Inspired by three decades of state and local celebrations, President Woodrow Wilson proclaimed June 14 as Flag Day by a Proclamation of the President on May 30, 1916, nearly thirty years after Cigrand began his campaign. Flag Day would continue to be celebrated in various local communities for years afterward.
Finally, on August 3, 1949, President Harry S. Truman would sign an Act of Congress designating June 14 of each year as National Flag Day. Though Cigrand, the “Father” of Flag Day, died in 1932, seventeen years before the act, his legacy remains; to this day, in Waubeka, Wisconsin, his bust graces the National Flag Day Americanism Center.
On July 4, 1957, the Post Office Department issued a 4-cent forty-eight star flag stamp, the first multicolored flag stamp to portray the flag in all its glorious colors of red, white and blue. Controversy rippled through philatelic circles across the country.
Stamp collectors and concerned citizens were aghast. The fact that the stamps had to be cancelled was seen by numerous Americans as disrespectful, and a desecration of the flag. Many angry letter writers cited the American legal code, in which it is prohibited to “reproduce the National Emblem for disloyal or commercial purposes.” This was not the first American flag that had been portrayed on a stamp; it was merely the first multicolored one. Conversely, other stamp collectors were delighted to have such a beautiful stamp commemorating the liberty of the United States. The stamp was meant to serve as a reminder of American’s heritage and hard-won liberty, not as a smear to its most “sacred symbol.”

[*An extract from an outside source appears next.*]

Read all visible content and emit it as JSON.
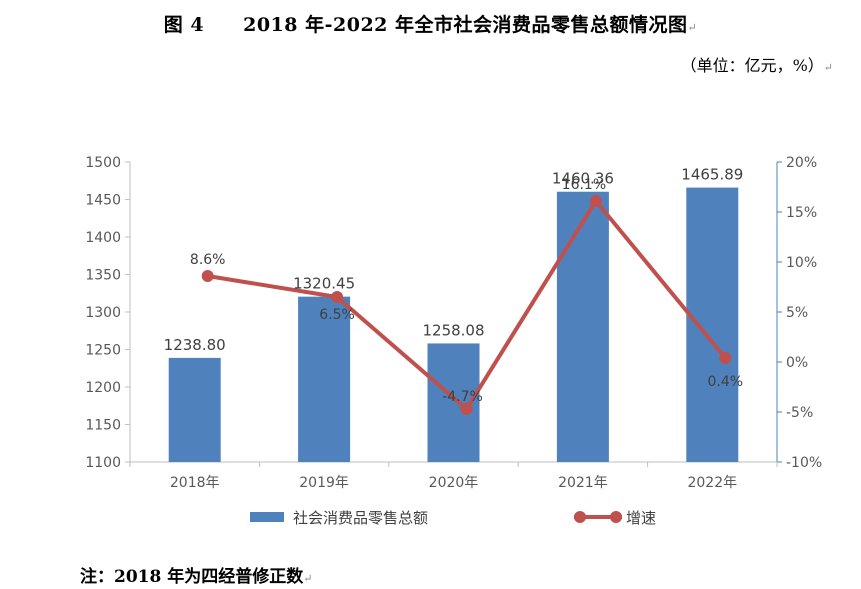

Controversy continued to surround postage stamps depicting the American flag. On June 14, 1985, the USPS issued the Flag Over Capitol definitive stamp to celebrate the 100th anniversary of Cigrand’s ‘flag birthday.’ The first day of issue ceremony occurred at the Fireman’s Hall in Waubeka. The reaction to the stamp was mixed. While many felt that Waubeka was a very suitable place for the first release, some of its inhabitants disagreed. Many felt that the stamp had nothing to do at all with Flag Day, Waubeka, or Bernard Cigrand. Nevertheless, the stamp was incredibly popular, with some collectors observing that it was the most handsome definitive the USPS had issued in years.